È un bene che il tema della produttività sia tornato al centro del dibattito di politica economica, in Italia ed in Europa. Perché finora le scelte di politica economica hanno per lo più vissuto sul miope dibattito tra i falchi dell’austerità e le colombe del neo-statalismo, che ha come corollario la critica alla politica monetaria che la Bce sta mettendo in atto.

In primo luogo l’attenzione alla produttività ha di per sé il merito di allungare l’orizzonte della prospettiva di politica economica. Se in guarda alla caduta del prodotto per lavoratore, ci accorgiamo che le ferite nella capacità di produrre valore economico hanno radici molto più profonde della (lunga) recessione dalla quale stiamo provando ad uscire. In secondo luogo emerge il respiro corto della contrapposizione tra posizioni radicali che finora si è osservato nell’indicare quale sia il migliore disegno di politica economica per uscire dalla Grande Crisi.

Da un lato, vi è la posizione che vede il ciclo economico come un’oscillazione, più o meno profonda, intorno ad un trend strutturale, le cui caratteristiche sono tracciate dalla fisionomia dell’apparato produttivo, in particolare dal suo livello di efficienza.

Se vi è una stagnazione prolungata, occorre guardare alle caratteristiche di fondo di tutti i mercati. In particolare: il livello di concorrenza nei mercati dei beni e servizi, il grado di flessibilità nel mercato del lavoro, il livello di innovazione ed efficienza dei sistemi di produzione e di distribuzione delle risorse, e – da ultimo ma non affatto ultimo – il livello di efficacia della governance pubblica entro cui le imprese operano.

Per cui la ricetta economica dei falchi è pronta: la stagnazione è figlia di un’offerta aggregata anemica, che può essere rinvigorita solo da riforme strutturali, il cui impatto, attraverso il meccanismo delle aspettative, è però immediato. In parallelo, le politiche di stimolo della domanda aggregata sono velleitarie. La politica fiscale deve essere austera: il rigore di bilancio offre aspettative di bassa tassazione, che stimola la propensione all’investimento e quella al risparmio. La politica monetaria non deve essere inutilmente espansiva, come quella messa oggi in campo dalla Bce. Continuare una politica monetaria aggressiva significa consolidare le aspettative di stagnazione. Al contrario, una normalizzazione della politica monetaria, riportando il profilo dei tassi al più presto in territorio positivo, farebbe da traino a una normalizzazione delle attese, quindi dei mercati, quindi della dinamica di reddito e prezzi. La ricetta dei falchi trova la sua sponda politica nei governanti che vedono nelle politiche aggressive della domanda, e nei correlati effetti distributivi, una minaccia per il proprio consenso, elettorale o ideologico. Per cui, di volta in volta, ci sono falchi tedeschi, ma anche spagnoli, o inglesi.
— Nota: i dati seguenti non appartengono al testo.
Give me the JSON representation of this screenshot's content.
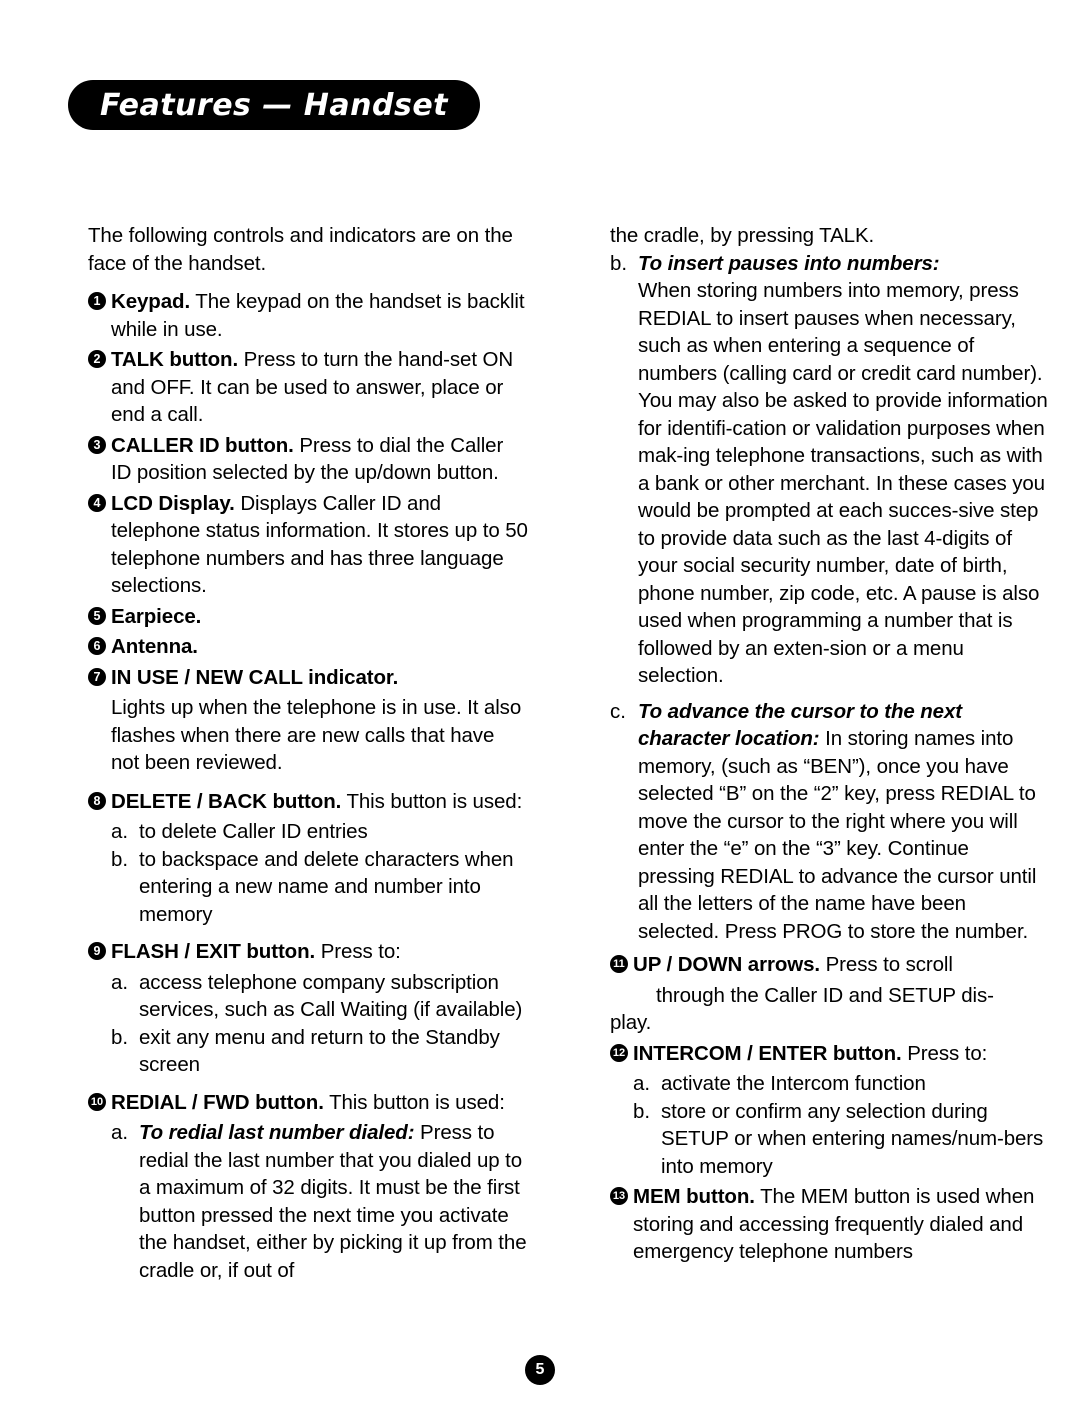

Ai falchi si oppongono le colombe: il ciclo economico tende a essere endemicamente instabile, perché instabili finiscono per essere i comportamenti di operatori e imprese, anche se ciascuno di essi si sforza di essere razionale e lungimirante. La stagnazione è l’effetto ultimo e prolungato dell’incapacità dell’unico operatore che può avere la vista lunga – lo Stato – di guidare e dirigere lo sviluppo dei mercati. La depressione del settore privato può essere curata da un rinnovato ruolo attivo degli operatori pubblici.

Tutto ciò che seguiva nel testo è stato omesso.